Share, Care
We Share, We Care
Don't
Share!
Kepedulian
sosial kita kepada oranglain maupun lingkungan sedikit-sedikit mulai
terkikis. Miris rasanya mendengar nenek tua dipenjara hanya karena
beberapa batang kayu lapuk. Miris rasanya mendengar seorang anak
menggugat ibu kandung sendiri. Miris rasanya
membaca berita seorang
siswa mengancam gurunya. Miris miris dan miris.
Hati
kita terenyuh sesaat kita mendengar berita menyedihkan tersebut. Ada
sedikit rasa peduli yang timbul di hati. Ingin berbuat namun
bagaimana cara? Maka biarlah status facebook berbicara, atau tweet
mengudara, atau sekedar copas dan share juga tak mengapa. Itulah
kepedulian kita. Beberapa lainnya merasa seakan kurang sopan, maka
satu like ia tambahkan. Teman sebelah seperti tidak tahu, maka satu
tage ia rasa perlu. Sudah. Sebegitu saja seakan cukup.
Ternyata
paragraf kedua begitu ironis. Saya lebih merasa miris dengan
kepedulian sosial dan terbatas di media sosial. Saya lebih merasa
miris pada orang yang peduli hanya
dengan tombol like, dan tage, share dan reshare. Karena begitu
murahnya kepedulian kita.
Bukan
itu maksud saya.
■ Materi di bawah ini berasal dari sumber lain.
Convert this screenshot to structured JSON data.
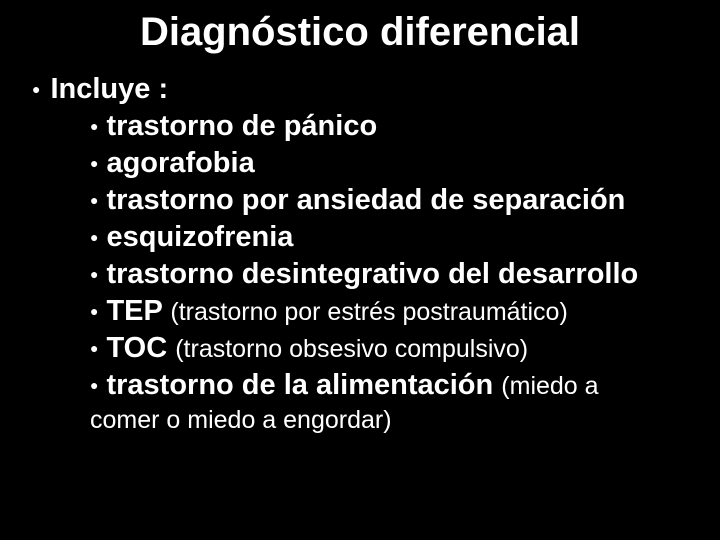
{
  "title": {
    "text": "Diagnóstico diferencial",
    "fontsize": 40,
    "color": "#ffffff",
    "weight": "bold"
  },
  "bullet_glyph": "●",
  "bullet_color": "#ffffff",
  "level1": {
    "text": "Incluye :",
    "fontsize": 29,
    "bullet_size": 14
  },
  "level2_fontsize": 29,
  "level2_bullet_size": 14,
  "paren_fontsize": 25,
  "items": [
    {
      "main": "trastorno de pánico"
    },
    {
      "main": "agorafobia"
    },
    {
      "main": "trastorno por ansiedad de separación"
    },
    {
      "main": "esquizofrenia"
    },
    {
      "main": "trastorno desintegrativo del desarrollo"
    },
    {
      "main": "TEP ",
      "paren": "(trastorno por estrés postraumático)"
    },
    {
      "main": "TOC ",
      "paren": "(trastorno obsesivo compulsivo)"
    },
    {
      "main": "trastorno de la alimentación ",
      "paren": "(miedo a"
    }
  ],
  "continuation": {
    "text": "comer o miedo a engordar)",
    "fontsize": 25
  },
  "background_color": "#000000",
  "text_color": "#ffffff"
}
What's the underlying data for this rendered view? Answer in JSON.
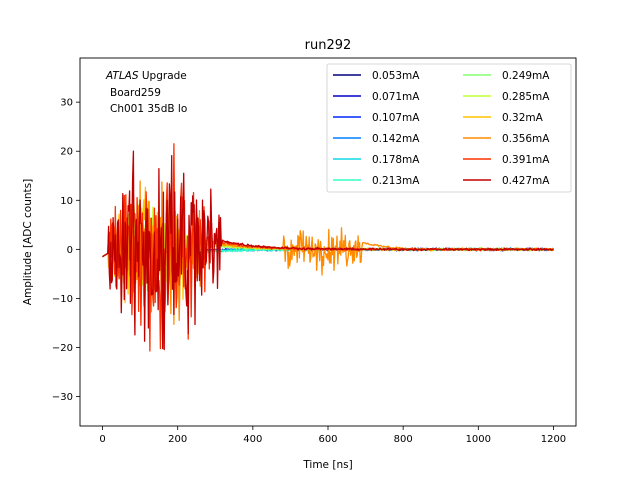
{
  "chart_data": {
    "type": "line",
    "title": "run292",
    "xlabel": "Time [ns]",
    "ylabel": "Amplitude [ADC counts]",
    "xlim": [
      -60,
      1260
    ],
    "ylim": [
      -36,
      39
    ],
    "xticks": [
      0,
      200,
      400,
      600,
      800,
      1000,
      1200
    ],
    "yticks": [
      -30,
      -20,
      -10,
      0,
      10,
      20,
      30
    ],
    "grid": false,
    "legend_position": "top-right",
    "legend_columns": 2,
    "annotation": {
      "line1_italic": "ATLAS",
      "line1_rest": " Upgrade",
      "line2": "Board259",
      "line3": "Ch001 35dB lo"
    },
    "series": [
      {
        "name": "0.053mA",
        "color": "#00007f"
      },
      {
        "name": "0.071mA",
        "color": "#0000c8"
      },
      {
        "name": "0.107mA",
        "color": "#0028ff"
      },
      {
        "name": "0.142mA",
        "color": "#0080ff"
      },
      {
        "name": "0.178mA",
        "color": "#10d8e6"
      },
      {
        "name": "0.213mA",
        "color": "#36ffc0"
      },
      {
        "name": "0.249mA",
        "color": "#86ff70"
      },
      {
        "name": "0.285mA",
        "color": "#c0ff36"
      },
      {
        "name": "0.32mA",
        "color": "#ffc400"
      },
      {
        "name": "0.356mA",
        "color": "#ff8c00"
      },
      {
        "name": "0.391mA",
        "color": "#ff3000"
      },
      {
        "name": "0.427mA",
        "color": "#c00000"
      }
    ]
  }
}
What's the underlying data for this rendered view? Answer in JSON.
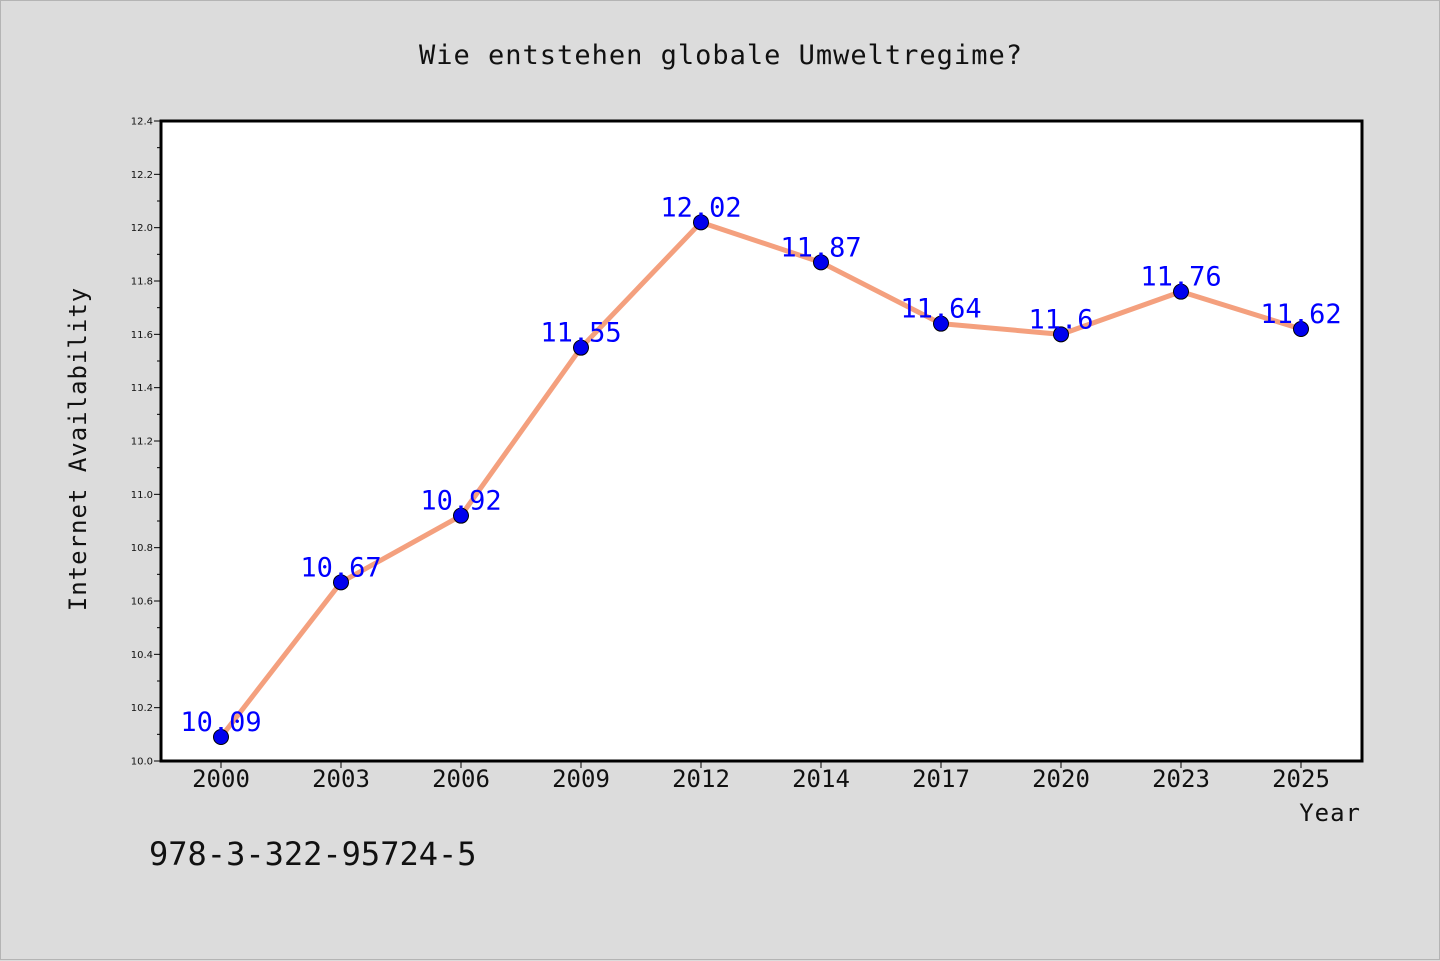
{
  "chart_data": {
    "type": "line",
    "title": "Wie entstehen globale Umweltregime?",
    "xlabel": "Year",
    "ylabel": "Internet Availability",
    "categories": [
      "2000",
      "2003",
      "2006",
      "2009",
      "2012",
      "2014",
      "2017",
      "2020",
      "2023",
      "2025"
    ],
    "values": [
      10.09,
      10.67,
      10.92,
      11.55,
      12.02,
      11.87,
      11.64,
      11.6,
      11.76,
      11.62
    ],
    "data_labels": [
      "10.09",
      "10.67",
      "10.92",
      "11.55",
      "12.02",
      "11.87",
      "11.64",
      "11.6",
      "11.76",
      "11.62"
    ],
    "ylim": [
      10.0,
      12.4
    ],
    "yticks": [
      "10.0",
      "10.2",
      "10.4",
      "10.6",
      "10.8",
      "11.0",
      "11.2",
      "11.4",
      "11.6",
      "11.8",
      "12.0",
      "12.2",
      "12.4"
    ],
    "grid": false,
    "legend": "none",
    "colors": {
      "line": "#f4a07e",
      "marker": "#0000ee",
      "label": "#0000ff",
      "background": "#dcdcdc",
      "plot_area": "#ffffff"
    }
  },
  "footer": {
    "isbn": "978-3-322-95724-5"
  }
}
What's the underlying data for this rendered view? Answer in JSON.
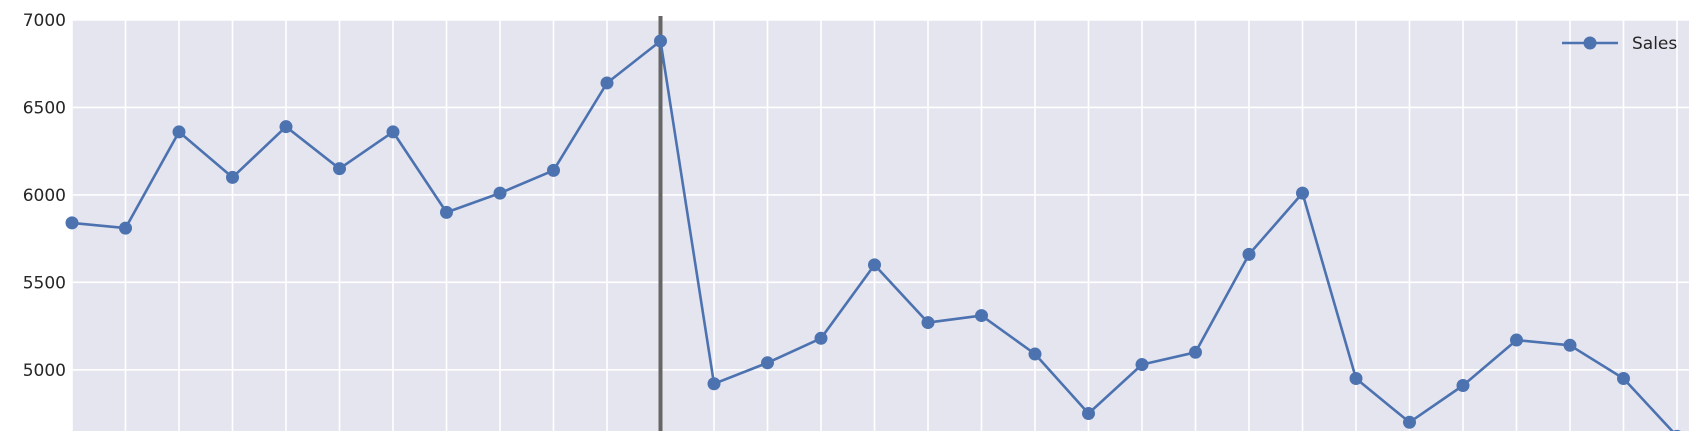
{
  "chart_data": {
    "type": "line",
    "x": [
      0,
      1,
      2,
      3,
      4,
      5,
      6,
      7,
      8,
      9,
      10,
      11,
      12,
      13,
      14,
      15,
      16,
      17,
      18,
      19,
      20,
      21,
      22,
      23,
      24,
      25,
      26,
      27,
      28,
      29,
      30
    ],
    "series": [
      {
        "name": "Sales",
        "values": [
          5840,
          5810,
          6360,
          6100,
          6390,
          6150,
          6360,
          5900,
          6010,
          6140,
          6640,
          6880,
          4920,
          5040,
          5180,
          5600,
          5270,
          5310,
          5090,
          4750,
          5030,
          5100,
          5660,
          6010,
          4950,
          4700,
          4910,
          5170,
          5140,
          4950,
          4620
        ]
      }
    ],
    "ylim": [
      4650,
      7000
    ],
    "yticks": [
      {
        "value": 5000,
        "label": "5000"
      },
      {
        "value": 5500,
        "label": "5500"
      },
      {
        "value": 6000,
        "label": "6000"
      },
      {
        "value": 6500,
        "label": "6500"
      },
      {
        "value": 7000,
        "label": "7000"
      }
    ],
    "vertical_marker_x": 11,
    "grid": true,
    "legend": "top-right",
    "colors": {
      "line": "#4c72b0",
      "background": "#e5e5f0",
      "grid": "#ffffff",
      "marker_line": "#666666"
    }
  }
}
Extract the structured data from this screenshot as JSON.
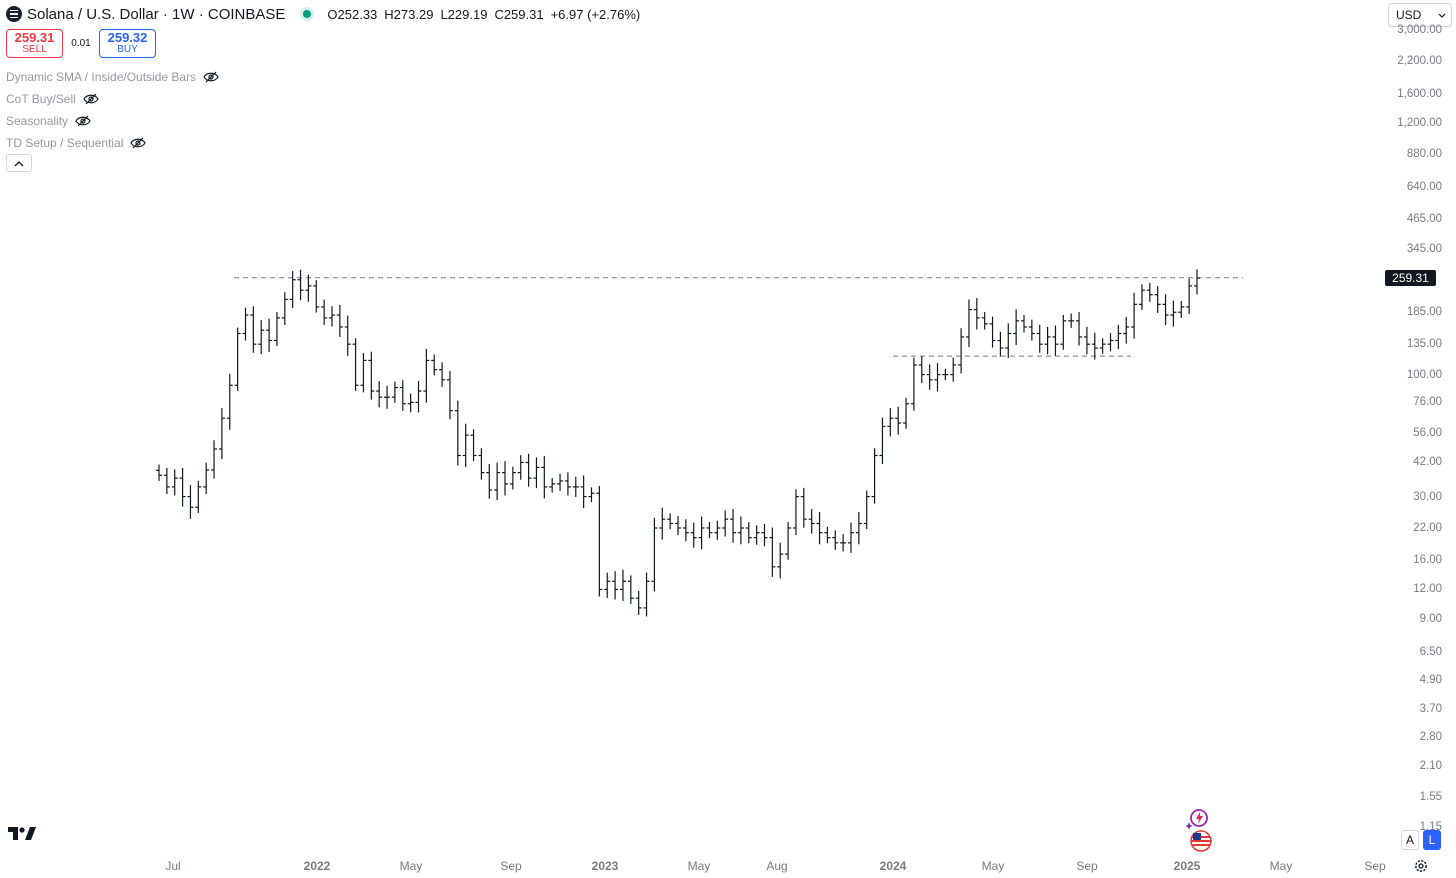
{
  "header": {
    "title": "Solana / U.S. Dollar · 1W · COINBASE",
    "ohlc": {
      "open": "O252.33",
      "high": "H273.29",
      "low": "L229.19",
      "close": "C259.31",
      "change": "+6.97 (+2.76%)"
    }
  },
  "trade": {
    "sell_price": "259.31",
    "sell_label": "SELL",
    "spread": "0.01",
    "buy_price": "259.32",
    "buy_label": "BUY"
  },
  "indicators": [
    {
      "label": "Dynamic SMA / Inside/Outside Bars",
      "icon": "eye-off-icon"
    },
    {
      "label": "CoT Buy/Sell",
      "icon": "eye-off-icon"
    },
    {
      "label": "Seasonality",
      "icon": "eye-off-icon"
    },
    {
      "label": "TD Setup / Sequential",
      "icon": "eye-off-icon"
    }
  ],
  "currency": "USD",
  "last_price_label": "259.31",
  "price_axis": [
    "3,000.00",
    "2,200.00",
    "1,600.00",
    "1,200.00",
    "880.00",
    "640.00",
    "465.00",
    "345.00",
    "185.00",
    "135.00",
    "100.00",
    "76.00",
    "56.00",
    "42.00",
    "30.00",
    "22.00",
    "16.00",
    "12.00",
    "9.00",
    "6.50",
    "4.90",
    "3.70",
    "2.80",
    "2.10",
    "1.55",
    "1.15"
  ],
  "time_axis": [
    {
      "label": "Jul",
      "year": false
    },
    {
      "label": "2022",
      "year": true
    },
    {
      "label": "May",
      "year": false
    },
    {
      "label": "Sep",
      "year": false
    },
    {
      "label": "2023",
      "year": true
    },
    {
      "label": "May",
      "year": false
    },
    {
      "label": "Aug",
      "year": false
    },
    {
      "label": "2024",
      "year": true
    },
    {
      "label": "May",
      "year": false
    },
    {
      "label": "Sep",
      "year": false
    },
    {
      "label": "2025",
      "year": true
    },
    {
      "label": "May",
      "year": false
    },
    {
      "label": "Sep",
      "year": false
    }
  ],
  "bottom_toolbar": {
    "mode_a": "A",
    "mode_l": "L"
  },
  "colors": {
    "bars": "#131722",
    "sell": "#f23645",
    "buy": "#2962ff",
    "live": "#089981",
    "lines": "#787b86"
  },
  "chart_data": {
    "type": "ohlc-bar",
    "timeframe": "1W",
    "scale": "log",
    "ylim": [
      1.15,
      3000
    ],
    "horizontal_levels": [
      260,
      120
    ],
    "series": [
      {
        "name": "Solana / U.S. Dollar",
        "close": [
          37,
          33,
          36,
          30,
          27,
          33,
          39,
          48,
          65,
          90,
          150,
          180,
          135,
          155,
          140,
          175,
          210,
          255,
          230,
          240,
          195,
          175,
          180,
          160,
          135,
          90,
          115,
          85,
          80,
          80,
          88,
          75,
          76,
          85,
          115,
          105,
          95,
          70,
          45,
          55,
          45,
          38,
          32,
          38,
          34,
          38,
          42,
          36,
          40,
          33,
          34,
          35,
          33,
          33,
          30,
          31,
          12,
          13,
          12,
          13,
          11,
          10,
          13,
          22,
          24,
          23,
          22,
          21,
          20,
          22,
          21,
          22,
          24,
          21,
          22,
          20,
          21,
          20,
          15,
          17,
          22,
          30,
          24,
          23,
          21,
          20,
          19,
          19,
          21,
          23,
          30,
          45,
          60,
          65,
          62,
          75,
          110,
          100,
          95,
          100,
          100,
          110,
          145,
          190,
          175,
          165,
          140,
          130,
          150,
          170,
          160,
          150,
          135,
          145,
          135,
          170,
          170,
          145,
          135,
          130,
          135,
          140,
          150,
          160,
          200,
          230,
          220,
          200,
          180,
          185,
          195,
          240,
          259.31
        ]
      }
    ]
  }
}
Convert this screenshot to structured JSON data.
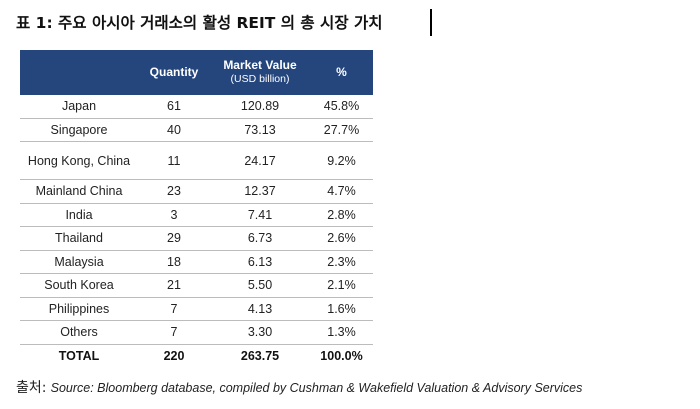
{
  "title": "표 1: 주요 아시아 거래소의 활성 REIT 의 총 시장 가치",
  "table": {
    "headers": {
      "country": "",
      "quantity": "Quantity",
      "market_value": "Market Value",
      "market_value_unit": "(USD billion)",
      "percent": "%"
    },
    "rows": [
      {
        "country": "Japan",
        "quantity": "61",
        "value": "120.89",
        "percent": "45.8%"
      },
      {
        "country": "Singapore",
        "quantity": "40",
        "value": "73.13",
        "percent": "27.7%"
      },
      {
        "country": "Hong Kong, China",
        "quantity": "11",
        "value": "24.17",
        "percent": "9.2%"
      },
      {
        "country": "Mainland China",
        "quantity": "23",
        "value": "12.37",
        "percent": "4.7%"
      },
      {
        "country": "India",
        "quantity": "3",
        "value": "7.41",
        "percent": "2.8%"
      },
      {
        "country": "Thailand",
        "quantity": "29",
        "value": "6.73",
        "percent": "2.6%"
      },
      {
        "country": "Malaysia",
        "quantity": "18",
        "value": "6.13",
        "percent": "2.3%"
      },
      {
        "country": "South Korea",
        "quantity": "21",
        "value": "5.50",
        "percent": "2.1%"
      },
      {
        "country": "Philippines",
        "quantity": "7",
        "value": "4.13",
        "percent": "1.6%"
      },
      {
        "country": "Others",
        "quantity": "7",
        "value": "3.30",
        "percent": "1.3%"
      }
    ],
    "total": {
      "label": "TOTAL",
      "quantity": "220",
      "value": "263.75",
      "percent": "100.0%"
    }
  },
  "source": {
    "label": "출처:",
    "text": "Source: Bloomberg database, compiled by Cushman & Wakefield Valuation & Advisory Services"
  },
  "colors": {
    "header_bg": "#25467d",
    "header_text": "#ffffff"
  }
}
We share we care maksudnya ialah kita peduli dengan
teman kita, kolega kita, saudara kita, teman maya kita dan orang di
sekitar kita hanya dengan memberi tahu, dan membagi kabar. Tanpa
koreksi dan mencari benar. We share berarti we care. Padahal bisa
jadi we share berarti we war.
Karena
ada beberapa hal yang nyatanya harus disembunyikan. Ada beberapa
berita yang tidak harus semua membaca. Ada beberapa kabar yang
harusnya tidak disebar. Disinilah tugas media, mencari, memilih dan
memberi. Jangan asal memberi kabar jika ternyata lebih layak tidak
disebar. Pilih mana yang bernilai edukasi dan mana yang hanya
promosi.
Berita
ga benar jangan disebar. Karena dosanya juga besar. Berita sekilas
jangan langsung diulas. Karena ancamannya begitu jelas. Pilih mana
yang bermanfaat buat umat. Jauhnkan mana berita bejat.
Akhirnya
masyarakat kita yang gagal faham. Karena merasa peduli sesama, segala
berita banci ia bagikan di wallnya. Tanpa koreksi dan tabayyun. Tanpa
penjelasan sama sekali.
Bayangkan
jika beritu itu hanya fitnah. Yang bersangkutan bisa langsung
kerasukan. ): Bayangkan jika ternyata hoax. Kita sendiri yang jadi
korban. Dibully seluruh kawan, ga tahan, langsung masuk kuburan. );
Kasihan. Yang repot kan tetangga. Mau berangkan shalat, ada
pengumuman suruh ngelayat. Pie jajal?
Cukuplah
bagi kita sebuah nasihat dari kekasih kita, baginda Nabi Shallallahu
alaihi wa Sallam (Shalawat dulu gan!) Beliau bersabda:
“Cukuplah
seorang itu dianggap dusta, jika menyebarkan seluruh berita yang
didengarnya.”
See
You Letter..! N Always Visit on This Blogg.
Wassalam
Alaikum.
.
.
.
.
.
.
.
.
.
.
Eh
Ketinggalan!
Saya
teringat dengan sebuah ayat yang artinya “Dan
siapakah yang lebih baik agamanya daripada orang yang menyerahkan
dirinya kepada Allah dan ia berbuat ihsan dan juga mebngikuti agama
atau millah Ibrahim? Dan Allah menjadikan ibrahim sebagai
kekasih-Nya” (An-Nisaa:125)
So.
Masih kah kita ragu dan ga mau untuk menyerhakan diri kita kepada
Allah? Begitu susahkah untuk memeluk Islam dan masuk surga?
Tulisan ini tidak ada kaitannya dengan poin teratas. Mungkin
kesalahan yang disengaja pihak penyedia agar supaya jangan dibaca.
Maksute opo rek? Ra Jelas! GaJe banget.